Delivery API data is delayed

Degraded

Delivery API data is delayed

Jan 03 at 09:34am CET

Affected services

Delivery API

Resolved
Jan 05 at 09:31pm CET

We want to follow up on Tuesday's incident. Our investigations have shown that multiple events were the cause of the incident.

The first event was a series of schema deploys on a large tenant. When working with large data sets it is not uncommon for a schema deployment to take a few minutes, and in some cases, 10-20 minutes is to be expected. In this particular case, a total of 15 schemas were deployed, and each needed a few minutes. At some point, the specific developer didn't see the expected views in the Delivery API and the developer decided to re-deploy some of the schemas.

Normally this is not a cause for concern, as the processing layer simply works through the queue of jobs.
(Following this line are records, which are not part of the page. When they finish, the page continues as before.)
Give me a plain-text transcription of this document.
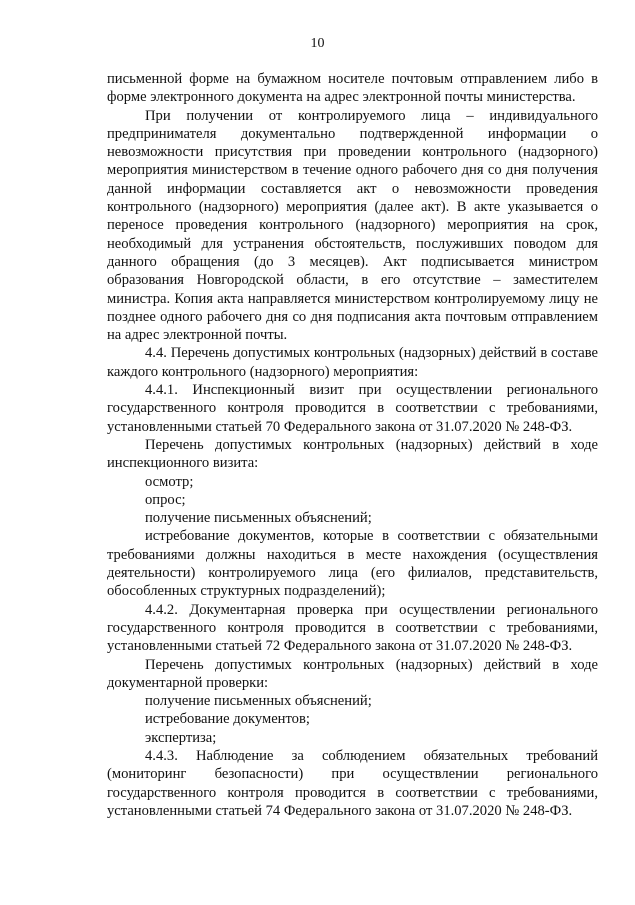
10

письменной форме на бумажном носителе почтовым отправлением либо в форме электронного документа на адрес электронной почты министерства.

При получении от контролируемого лица – индивидуального предпринимателя документально подтвержденной информации о невозможности присутствия при проведении контрольного (надзорного) мероприятия министерством в течение одного рабочего дня со дня получения данной информации составляется акт о невозможности проведения контрольного (надзорного) мероприятия (далее акт). В акте указывается о переносе проведения контрольного (надзорного) мероприятия на срок, необходимый для устранения обстоятельств, послуживших поводом для данного обращения (до 3 месяцев). Акт подписывается министром образования Новгородской области, в его отсутствие – заместителем министра. Копия акта направляется министерством контролируемому лицу не позднее одного рабочего дня со дня подписания акта почтовым отправлением на адрес электронной почты.

4.4. Перечень допустимых контрольных (надзорных) действий в составе каждого контрольного (надзорного) мероприятия:

4.4.1. Инспекционный визит при осуществлении регионального государственного контроля проводится в соответствии с требованиями, установленными статьей 70 Федерального закона от 31.07.2020 № 248-ФЗ.

Перечень допустимых контрольных (надзорных) действий в ходе инспекционного визита:

осмотр;

опрос;

получение письменных объяснений;

истребование документов, которые в соответствии с обязательными требованиями должны находиться в месте нахождения (осуществления деятельности) контролируемого лица (его филиалов, представительств, обособленных структурных подразделений);

4.4.2. Документарная проверка при осуществлении регионального государственного контроля проводится в соответствии с требованиями, установленными статьей 72 Федерального закона от 31.07.2020 № 248-ФЗ.

Перечень допустимых контрольных (надзорных) действий в ходе документарной проверки:

получение письменных объяснений;

истребование документов;

экспертиза;

4.4.3. Наблюдение за соблюдением обязательных требований (мониторинг безопасности) при осуществлении регионального государственного контроля проводится в соответствии с требованиями, установленными статьей 74 Федерального закона от 31.07.2020 № 248-ФЗ.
But one of the schemas with multiple deploys triggered the processing of a particular source entity type, with a high number, of large source entities. This number of entities combined with the size of each entity triggered a bug in our code. And when the added impact of multiple schema deploys, the bug caused our processing layer to be locked up and essentially stopped processing.

We reacted by deploying a new version of the platform that had a "kill switch" feature, that can clear out messages for a particular tenant. This had an immediate effect and stopped the processing queue from growing. Unfortunately, the new version had a performance regression bug that significantly reduced the processing capabilities.

We then deployed yet a new version of the platform with the "kill switch", but without the performance regression bug. Then we were quickly able to clear out the queue.

We want to underline that the incident is not the fault of the developer triggering multiple deploys, it might have contributed to the size of the problem, but it was not the root cause of the problem.

We still have some unanswered questions, especially why this bug just now caused the processing layer to become backlogged? Both the buggy code and the schema version with the specific source entity type has, so far as our investigation has shown, been in the platform for multiple months without triggering the processing layer to become backlogged. Our main theory is that other optimisations have generally allowed the processing layer to process more, faster, and therefore overall increasing the load. But we have chosen not to investigate further.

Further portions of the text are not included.